No longer do I try to fabricate a persona to suit others … I am simply being me naturally and loving every minute of it!

So now that I am on top of this ‘hill’ that I have heard so much about, I think I will take my time going over it (even though I hear it will go by quickly). And I will pay attention to the path rather than the destination. I know how the journey ends - I have read the back of the book.

For some reason as I look out from this view, I don’t see a slippery slope. Instead, I see a stretch of land with a Kingdom in sight (or maybe I am remembering the Wizard of Oz movie where Dorothy sees Emerald City up ahead) but because my vision isn’t 20/20 anymore I cannot tell quite how far away the Kingdom is from here and that’s okay. I am just as excited to be here or there in God’s time.

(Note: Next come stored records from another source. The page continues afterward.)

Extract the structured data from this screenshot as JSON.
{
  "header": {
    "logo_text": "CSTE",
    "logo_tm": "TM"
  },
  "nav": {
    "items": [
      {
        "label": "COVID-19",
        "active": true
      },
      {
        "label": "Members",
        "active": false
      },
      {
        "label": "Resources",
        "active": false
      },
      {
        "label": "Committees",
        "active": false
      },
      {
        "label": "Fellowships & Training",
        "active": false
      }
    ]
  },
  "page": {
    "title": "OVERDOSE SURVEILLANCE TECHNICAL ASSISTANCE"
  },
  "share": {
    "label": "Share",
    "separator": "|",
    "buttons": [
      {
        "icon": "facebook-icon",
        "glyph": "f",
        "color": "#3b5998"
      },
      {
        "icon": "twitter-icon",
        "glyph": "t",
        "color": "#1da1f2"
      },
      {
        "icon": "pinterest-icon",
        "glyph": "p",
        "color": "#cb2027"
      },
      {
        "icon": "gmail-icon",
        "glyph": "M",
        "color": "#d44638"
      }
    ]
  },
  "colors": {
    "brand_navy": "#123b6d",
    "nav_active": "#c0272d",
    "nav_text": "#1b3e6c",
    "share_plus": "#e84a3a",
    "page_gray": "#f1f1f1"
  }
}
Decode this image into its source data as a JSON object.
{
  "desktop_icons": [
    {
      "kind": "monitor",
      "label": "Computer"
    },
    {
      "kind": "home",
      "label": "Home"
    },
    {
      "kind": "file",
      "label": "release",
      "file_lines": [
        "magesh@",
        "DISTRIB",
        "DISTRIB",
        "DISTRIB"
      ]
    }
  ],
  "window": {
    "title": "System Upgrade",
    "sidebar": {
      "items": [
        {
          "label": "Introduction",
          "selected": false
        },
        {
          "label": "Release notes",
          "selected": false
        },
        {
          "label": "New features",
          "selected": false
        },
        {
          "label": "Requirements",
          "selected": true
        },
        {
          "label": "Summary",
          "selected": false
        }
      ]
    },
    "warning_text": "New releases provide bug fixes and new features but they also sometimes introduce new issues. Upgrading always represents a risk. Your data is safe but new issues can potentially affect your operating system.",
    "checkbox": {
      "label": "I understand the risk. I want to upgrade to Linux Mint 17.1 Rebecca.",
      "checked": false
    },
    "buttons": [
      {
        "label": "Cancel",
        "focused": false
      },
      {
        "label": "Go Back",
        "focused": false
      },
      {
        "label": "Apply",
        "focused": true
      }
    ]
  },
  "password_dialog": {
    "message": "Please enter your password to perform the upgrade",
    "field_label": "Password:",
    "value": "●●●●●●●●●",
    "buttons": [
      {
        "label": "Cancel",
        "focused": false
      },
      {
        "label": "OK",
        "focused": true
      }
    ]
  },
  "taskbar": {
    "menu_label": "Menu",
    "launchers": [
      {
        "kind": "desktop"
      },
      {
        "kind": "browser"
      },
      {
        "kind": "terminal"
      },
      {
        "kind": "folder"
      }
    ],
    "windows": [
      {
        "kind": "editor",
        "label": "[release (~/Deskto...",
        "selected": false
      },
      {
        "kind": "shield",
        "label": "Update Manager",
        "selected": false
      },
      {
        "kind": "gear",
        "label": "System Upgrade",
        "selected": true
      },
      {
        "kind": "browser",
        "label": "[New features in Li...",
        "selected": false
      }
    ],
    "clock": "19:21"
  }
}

My forties were about me gaining wisdom and I foresee my fifties and other milestones being just what they say they are – the Golden Years. I’m really excited about life from here on out. I think hubby and I are going to be cute old people. Grey, wrinkled, stocky and short! Old people who are enjoying life and still holding hands.

The journey continues and it seems easier than the long uphill climb (in which there were many falls) and I am even excited about getting my AARP card. Fifty doesn’t hurt my pride at all.